Don’t offer details about your new life or relationships. Assure him that both his life and your life are now private and that you hope they are happy.
If you start feeling guilty during a phone call, get off the phone fast. More people return to bad marriages and relationships due to guilt than anything else. If you listen to those phone calls from a little distance, as though you were taping them, you’ll find “The Loser” spends most of the call trying to make you feel guilty.
In any contact with the ex “Loser”, provide only a status report, much like you’d provide to your Aunt Gladys. For example: “I’m still working hard and not getting any better at tennis.
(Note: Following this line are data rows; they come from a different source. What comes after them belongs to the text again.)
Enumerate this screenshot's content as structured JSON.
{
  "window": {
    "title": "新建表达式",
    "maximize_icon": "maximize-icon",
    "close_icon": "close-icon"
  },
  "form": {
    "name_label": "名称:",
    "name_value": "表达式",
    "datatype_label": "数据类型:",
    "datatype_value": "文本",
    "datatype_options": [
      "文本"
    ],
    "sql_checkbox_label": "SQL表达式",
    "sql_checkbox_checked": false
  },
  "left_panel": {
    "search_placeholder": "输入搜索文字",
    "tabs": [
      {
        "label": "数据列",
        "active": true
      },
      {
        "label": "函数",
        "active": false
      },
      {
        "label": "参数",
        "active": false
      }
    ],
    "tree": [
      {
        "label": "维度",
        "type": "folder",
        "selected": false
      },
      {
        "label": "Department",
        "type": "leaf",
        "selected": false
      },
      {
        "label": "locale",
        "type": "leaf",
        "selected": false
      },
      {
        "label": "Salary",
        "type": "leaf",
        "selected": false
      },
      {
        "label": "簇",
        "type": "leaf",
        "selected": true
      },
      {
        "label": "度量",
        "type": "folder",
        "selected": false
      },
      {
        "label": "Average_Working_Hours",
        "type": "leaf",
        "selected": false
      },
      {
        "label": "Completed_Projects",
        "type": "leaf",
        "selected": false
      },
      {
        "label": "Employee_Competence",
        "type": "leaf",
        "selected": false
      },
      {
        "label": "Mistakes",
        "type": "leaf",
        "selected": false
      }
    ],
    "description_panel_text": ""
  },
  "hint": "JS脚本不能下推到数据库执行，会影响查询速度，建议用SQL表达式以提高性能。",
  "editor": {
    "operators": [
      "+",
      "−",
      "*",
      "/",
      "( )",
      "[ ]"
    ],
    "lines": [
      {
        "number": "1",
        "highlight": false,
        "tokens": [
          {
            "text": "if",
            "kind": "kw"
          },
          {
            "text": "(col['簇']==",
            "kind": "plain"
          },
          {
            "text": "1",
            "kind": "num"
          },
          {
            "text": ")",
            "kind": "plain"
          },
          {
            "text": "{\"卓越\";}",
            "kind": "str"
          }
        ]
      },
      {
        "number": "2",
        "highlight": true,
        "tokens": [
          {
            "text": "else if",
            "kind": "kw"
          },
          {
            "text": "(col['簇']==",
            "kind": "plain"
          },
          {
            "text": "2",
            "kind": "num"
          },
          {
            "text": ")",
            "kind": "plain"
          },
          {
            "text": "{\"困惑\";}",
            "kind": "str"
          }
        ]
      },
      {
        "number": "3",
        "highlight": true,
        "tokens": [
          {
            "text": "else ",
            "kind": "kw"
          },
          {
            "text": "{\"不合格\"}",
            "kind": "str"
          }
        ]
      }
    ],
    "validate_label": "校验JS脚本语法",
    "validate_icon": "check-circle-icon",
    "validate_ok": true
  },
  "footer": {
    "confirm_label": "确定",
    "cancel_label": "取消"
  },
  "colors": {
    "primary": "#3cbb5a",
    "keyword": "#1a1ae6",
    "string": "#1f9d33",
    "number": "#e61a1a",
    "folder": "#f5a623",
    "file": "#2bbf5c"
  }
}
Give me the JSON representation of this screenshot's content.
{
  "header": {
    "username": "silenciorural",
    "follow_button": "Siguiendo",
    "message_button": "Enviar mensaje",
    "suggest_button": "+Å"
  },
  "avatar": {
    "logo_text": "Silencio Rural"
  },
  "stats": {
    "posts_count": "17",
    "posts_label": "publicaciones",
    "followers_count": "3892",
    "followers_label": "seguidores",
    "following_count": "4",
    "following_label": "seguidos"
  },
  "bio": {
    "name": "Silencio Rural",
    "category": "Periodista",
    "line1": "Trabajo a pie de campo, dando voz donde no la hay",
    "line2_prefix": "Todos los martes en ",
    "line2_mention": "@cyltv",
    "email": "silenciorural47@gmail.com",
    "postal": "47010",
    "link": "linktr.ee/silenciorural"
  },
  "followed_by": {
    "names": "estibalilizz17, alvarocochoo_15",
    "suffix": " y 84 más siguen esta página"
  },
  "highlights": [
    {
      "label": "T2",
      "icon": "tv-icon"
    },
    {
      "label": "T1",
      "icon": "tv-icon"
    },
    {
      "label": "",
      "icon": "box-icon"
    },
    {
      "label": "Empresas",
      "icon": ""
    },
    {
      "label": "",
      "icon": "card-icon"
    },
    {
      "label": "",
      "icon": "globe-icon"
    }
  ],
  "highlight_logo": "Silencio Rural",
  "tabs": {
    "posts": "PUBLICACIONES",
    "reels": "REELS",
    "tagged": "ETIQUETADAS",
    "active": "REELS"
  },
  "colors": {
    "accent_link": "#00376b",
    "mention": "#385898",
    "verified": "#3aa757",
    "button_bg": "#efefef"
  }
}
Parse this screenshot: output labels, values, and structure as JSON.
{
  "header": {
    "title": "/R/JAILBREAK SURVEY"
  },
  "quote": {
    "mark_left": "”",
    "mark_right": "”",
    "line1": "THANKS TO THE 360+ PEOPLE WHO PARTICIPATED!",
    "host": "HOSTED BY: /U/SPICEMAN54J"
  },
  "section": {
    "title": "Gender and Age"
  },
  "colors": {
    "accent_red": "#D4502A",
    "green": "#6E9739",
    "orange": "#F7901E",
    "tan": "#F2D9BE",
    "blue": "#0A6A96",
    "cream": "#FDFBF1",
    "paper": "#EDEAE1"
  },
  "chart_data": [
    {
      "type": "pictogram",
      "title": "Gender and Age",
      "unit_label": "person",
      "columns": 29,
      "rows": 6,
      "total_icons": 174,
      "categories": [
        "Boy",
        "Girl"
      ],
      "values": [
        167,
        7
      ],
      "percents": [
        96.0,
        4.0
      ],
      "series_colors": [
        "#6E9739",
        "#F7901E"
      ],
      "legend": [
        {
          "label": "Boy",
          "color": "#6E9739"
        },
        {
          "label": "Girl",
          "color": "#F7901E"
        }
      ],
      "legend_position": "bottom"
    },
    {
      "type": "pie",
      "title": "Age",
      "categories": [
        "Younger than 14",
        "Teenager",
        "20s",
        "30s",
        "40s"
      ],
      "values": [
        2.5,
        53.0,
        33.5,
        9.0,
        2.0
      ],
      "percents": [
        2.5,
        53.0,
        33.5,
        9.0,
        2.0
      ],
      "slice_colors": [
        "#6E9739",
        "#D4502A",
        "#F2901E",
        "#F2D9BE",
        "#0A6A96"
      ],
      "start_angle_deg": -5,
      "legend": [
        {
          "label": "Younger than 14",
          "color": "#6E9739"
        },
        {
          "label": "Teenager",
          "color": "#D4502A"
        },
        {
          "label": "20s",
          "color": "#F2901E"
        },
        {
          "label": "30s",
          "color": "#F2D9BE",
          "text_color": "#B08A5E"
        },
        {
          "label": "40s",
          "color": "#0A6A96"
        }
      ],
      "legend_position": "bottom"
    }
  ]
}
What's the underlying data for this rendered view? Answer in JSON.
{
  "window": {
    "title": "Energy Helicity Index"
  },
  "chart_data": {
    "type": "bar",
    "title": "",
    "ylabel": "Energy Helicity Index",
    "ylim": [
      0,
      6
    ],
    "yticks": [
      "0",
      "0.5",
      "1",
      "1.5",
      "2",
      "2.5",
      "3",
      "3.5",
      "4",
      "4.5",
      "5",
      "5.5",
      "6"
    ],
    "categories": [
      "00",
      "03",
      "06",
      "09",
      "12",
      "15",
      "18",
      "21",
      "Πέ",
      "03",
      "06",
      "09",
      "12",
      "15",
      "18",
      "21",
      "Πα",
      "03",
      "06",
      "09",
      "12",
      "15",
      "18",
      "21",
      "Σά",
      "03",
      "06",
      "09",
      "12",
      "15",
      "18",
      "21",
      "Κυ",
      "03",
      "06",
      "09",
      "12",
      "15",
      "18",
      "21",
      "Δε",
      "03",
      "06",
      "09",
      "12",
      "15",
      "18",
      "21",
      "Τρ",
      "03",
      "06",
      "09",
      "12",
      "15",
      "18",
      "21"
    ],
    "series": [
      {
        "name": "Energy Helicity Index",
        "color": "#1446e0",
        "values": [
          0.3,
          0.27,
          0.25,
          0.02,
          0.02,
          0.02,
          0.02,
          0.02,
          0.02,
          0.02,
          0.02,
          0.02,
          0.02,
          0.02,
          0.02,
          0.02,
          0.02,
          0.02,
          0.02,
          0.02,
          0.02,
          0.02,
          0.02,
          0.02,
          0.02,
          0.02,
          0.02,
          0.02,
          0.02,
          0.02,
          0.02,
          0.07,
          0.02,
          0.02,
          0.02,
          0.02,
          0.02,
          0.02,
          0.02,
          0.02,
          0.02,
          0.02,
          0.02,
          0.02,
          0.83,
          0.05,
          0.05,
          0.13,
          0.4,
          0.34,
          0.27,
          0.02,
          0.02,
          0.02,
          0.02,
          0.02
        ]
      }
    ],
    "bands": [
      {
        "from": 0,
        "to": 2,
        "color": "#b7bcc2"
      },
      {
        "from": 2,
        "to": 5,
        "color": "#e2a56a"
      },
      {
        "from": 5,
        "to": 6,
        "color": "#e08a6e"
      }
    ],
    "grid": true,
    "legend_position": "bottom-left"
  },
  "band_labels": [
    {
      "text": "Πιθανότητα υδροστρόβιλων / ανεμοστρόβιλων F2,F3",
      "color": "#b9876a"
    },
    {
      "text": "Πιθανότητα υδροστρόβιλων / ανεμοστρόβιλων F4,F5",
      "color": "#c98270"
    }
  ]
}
That’s about it.”
When “The Loser” tells you how difficult the breakup has been, share with him some general thoughts about breaking-up and how finding the right person is difficult. While “The Loser” wants to focus on your relationship, talk in terms of Ann Landers — “Well, breaking up is hard on anyone. Dating is tough in these times. I’m sure we’ll eventually find someone that’s right for both of us.” Remember — nothing personal!
Keep all contact short and sweet — the shorter the better. As far as “The Loser” is concerned, you’re always on your way somewhere, there’s something in the microwave, or your mother is walking up the steps to your home. Wish “The Loser” well but always with the same tone of voice that you might offer to someone you have just talked to at the grocery
store. For phone conversations, electronics companies make a handy gadget that produces about twenty sounds — a doorbell, an oven or microwave alarm, a knock on the door, etc. That little device is handy to use on the phone — the microwave dinner just came out or someone is at the door. Do whatever you have to do to keep the conversation short — and not personal.